Google foreshadows its solutions for Pixel 2 XL display woes

Many fans of the Pixel line patiently waited until October 4, when Google announced the successors to the line from last year. While the initial excitement was quite high, things started to deteriorate once reviewers started getting their hands on the Pixel 2 XL.

If you haven't heard, the handset suffers a number of issues that include but are not limited to a strange blue tint when tilted, unsatisfying color reproduction, and more. While those problems on their own can already be pretty inexcusable on a handset that starts at $849, things got a little worse when reports of screen burn-in started surfacing after only a few days use. It would appear that the burn-in issue would be the last straw, as Google would finally chime in, reassuring the public that it would investigate the issue. Now, it has shared solutions for two issues.

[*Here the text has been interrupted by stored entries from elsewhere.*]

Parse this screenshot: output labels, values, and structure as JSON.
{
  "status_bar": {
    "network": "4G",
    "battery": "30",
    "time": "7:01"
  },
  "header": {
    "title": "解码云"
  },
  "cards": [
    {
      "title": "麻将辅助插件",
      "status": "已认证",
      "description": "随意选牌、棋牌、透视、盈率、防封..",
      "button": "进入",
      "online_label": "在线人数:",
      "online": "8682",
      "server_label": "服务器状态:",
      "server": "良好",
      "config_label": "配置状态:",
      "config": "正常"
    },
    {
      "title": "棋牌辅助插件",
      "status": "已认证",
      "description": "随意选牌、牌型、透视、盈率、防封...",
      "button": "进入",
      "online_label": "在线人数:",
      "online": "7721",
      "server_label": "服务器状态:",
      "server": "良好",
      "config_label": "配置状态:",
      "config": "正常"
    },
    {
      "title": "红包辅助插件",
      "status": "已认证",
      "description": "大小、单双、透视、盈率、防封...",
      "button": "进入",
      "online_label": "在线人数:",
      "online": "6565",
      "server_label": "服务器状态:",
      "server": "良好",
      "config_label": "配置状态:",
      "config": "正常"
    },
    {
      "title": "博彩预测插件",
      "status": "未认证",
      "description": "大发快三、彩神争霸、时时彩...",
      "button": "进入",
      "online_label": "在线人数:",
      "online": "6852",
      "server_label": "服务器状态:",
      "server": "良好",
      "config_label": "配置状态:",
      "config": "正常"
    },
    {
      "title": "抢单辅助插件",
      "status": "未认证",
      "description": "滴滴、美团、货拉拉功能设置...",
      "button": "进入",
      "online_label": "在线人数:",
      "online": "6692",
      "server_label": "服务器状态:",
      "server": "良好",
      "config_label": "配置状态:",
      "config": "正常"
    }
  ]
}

A post on the Pixel forums by Mario Queiroz, the VP of Product Management for Google Hardware, addresses the Pixel 2 XL's issue with color saturation and also the burn-in problem. The post states what the firm has emphasized before, that it is trying to go for a more natural look with its display and that because of this, some have reported colors that aren't accurate. While the Pixel 2 XL already has a mode to boost the colors by 10%, it looks like a new mode is coming that will add the ability to introduce more saturation into the display. This update will arrive in the next few weeks for both Pixel 2 handsets.

Now, regarding the issue of the screen burn-in, Google states that it has an extensive quality assurance process and that the displays used in the Pixel 2 XL are up to par with comparable products. While there is software to extend the life of the display currently on the device, Google will be issuing an update that will optimize it even further. But, to help instill a sense of comfort with owners, the Pixel 2 XL, along with the Pixel 2, will now come with a two-year global warranty.

With all of this said, this has no doubt affected the public image of both handsets but is it enough to put people off from purchasing it?